Primary cerebral nervous system lymphoma (PCNSL) is a devastating neoplasm of the brain, accounting for 3–4% of all brain tumors [1,2]. Despite the sustained efforts at therapeutic improvement, the prognosis of PCNSL patients remains poor [3,4]. Previous investigations have revealed that the outcome among various therapeutic strategies in PCNSL patients was attributed to a prognostic marker rather than to treatment efficacy [5]. This underlines the need for reliable and objectively assessable prognostic markers for accurate risk stratification for clinical trials as well as decision-making in the routine clinical setting. Most of the previously identified prognostic parameters in PCNSL patients, such as age, blood-related parameters, or the involvement of deep brain structures, are objectively evaluable [6]. However, the assessment of the patients’ clinical condition in particular is mainly based on the subjective rating of the attending physician, which leads to an increased inter-observer variability and a reduced accuracy of survival prediction [7,8]. Thus, objectively assessable parameters with regard to the evaluation of the patients’ frailty are needed in order to improve the prognostic assessment of PCNSL patients. An increasingly used procedure with which to objectively assess a patient’s physical condition is the estimation of their skeletal muscle mass, which is, together with reduced muscle function, referred to as sarcopenia, a main feature of cancer-related cachexia [9].

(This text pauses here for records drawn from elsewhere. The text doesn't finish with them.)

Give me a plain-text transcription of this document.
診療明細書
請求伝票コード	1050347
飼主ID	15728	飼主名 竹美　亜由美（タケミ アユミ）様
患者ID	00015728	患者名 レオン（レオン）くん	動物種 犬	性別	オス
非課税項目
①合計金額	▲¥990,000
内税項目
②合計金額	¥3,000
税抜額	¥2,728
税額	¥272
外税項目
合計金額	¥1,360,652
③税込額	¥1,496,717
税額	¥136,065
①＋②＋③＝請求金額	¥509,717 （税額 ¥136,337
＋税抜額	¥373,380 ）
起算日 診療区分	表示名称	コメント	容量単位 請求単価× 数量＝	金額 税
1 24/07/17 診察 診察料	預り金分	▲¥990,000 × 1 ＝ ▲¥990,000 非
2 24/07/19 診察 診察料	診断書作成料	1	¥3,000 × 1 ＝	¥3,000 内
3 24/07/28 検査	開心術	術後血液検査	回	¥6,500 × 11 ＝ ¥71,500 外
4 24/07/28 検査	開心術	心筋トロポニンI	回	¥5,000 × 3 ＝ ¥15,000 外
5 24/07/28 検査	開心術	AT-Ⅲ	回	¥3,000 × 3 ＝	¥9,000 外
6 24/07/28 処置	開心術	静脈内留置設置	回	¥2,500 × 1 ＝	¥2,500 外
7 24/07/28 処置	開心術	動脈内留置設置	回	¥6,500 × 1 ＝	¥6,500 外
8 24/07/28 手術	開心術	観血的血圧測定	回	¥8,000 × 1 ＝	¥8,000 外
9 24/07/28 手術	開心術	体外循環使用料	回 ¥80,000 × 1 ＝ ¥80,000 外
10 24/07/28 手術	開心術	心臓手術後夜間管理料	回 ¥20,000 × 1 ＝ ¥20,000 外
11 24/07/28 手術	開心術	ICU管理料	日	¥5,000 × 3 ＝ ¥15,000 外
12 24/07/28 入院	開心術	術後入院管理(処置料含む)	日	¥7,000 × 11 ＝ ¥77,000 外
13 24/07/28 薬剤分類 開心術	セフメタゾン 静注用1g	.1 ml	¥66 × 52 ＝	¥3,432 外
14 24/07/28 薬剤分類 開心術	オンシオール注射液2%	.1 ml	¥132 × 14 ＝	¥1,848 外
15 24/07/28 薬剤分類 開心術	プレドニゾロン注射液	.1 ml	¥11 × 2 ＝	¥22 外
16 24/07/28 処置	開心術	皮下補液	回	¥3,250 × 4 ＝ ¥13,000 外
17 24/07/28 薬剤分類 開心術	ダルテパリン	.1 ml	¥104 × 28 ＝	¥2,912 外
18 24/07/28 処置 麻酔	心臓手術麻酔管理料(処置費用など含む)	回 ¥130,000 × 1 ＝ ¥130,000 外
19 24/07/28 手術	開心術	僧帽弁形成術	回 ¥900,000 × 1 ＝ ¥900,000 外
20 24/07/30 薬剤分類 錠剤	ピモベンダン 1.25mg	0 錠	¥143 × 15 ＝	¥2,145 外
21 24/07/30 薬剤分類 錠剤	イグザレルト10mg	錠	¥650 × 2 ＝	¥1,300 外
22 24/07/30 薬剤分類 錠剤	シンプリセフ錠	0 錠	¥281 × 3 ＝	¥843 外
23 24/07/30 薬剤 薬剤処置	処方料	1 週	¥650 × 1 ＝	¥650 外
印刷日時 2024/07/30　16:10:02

Sarcopenia has been previously shown to have a significant impact on patient prognosis in various cancer types [10,11,12,13,14,15]. In patients with extracranial tumors, a widely used technique to estimate skeletal muscle mass is the assessment of the skeletal muscle cross-sectional area on abdominal computed tomography (CT) scans at the level of the third lumbar vertebra. The standard tool with which to investigate the skeletal muscle function is the grip strength of the dominant hand. In particular, in brain tumor patients, neither CT images of the abdomen nor grip strength measurements are routinely performed. To obtain these examinations solely to assess sarcopenia would result in a prolonged clinical examination, increased radiation exposure, and additional healthcare costs. However, recently, temporal muscle thickness (TMT) has been suggested as a new biomarker with which to determine frailty, as it highly correlates with skeletal muscle mass as assessed by the use of calf circumference, arm muscle circumference, and the lumbar skeletal muscle cross-sectional area [16,17]. Moreover, TMT showed a high correlation with the grip strength of the dominant hand in healthy volunteers, as well as in patients with various neurological diseases [18]. These studies indicate that the estimation of skeletal muscle mass is not limited to lumbar muscles, but can also be determined on craniofacial muscles.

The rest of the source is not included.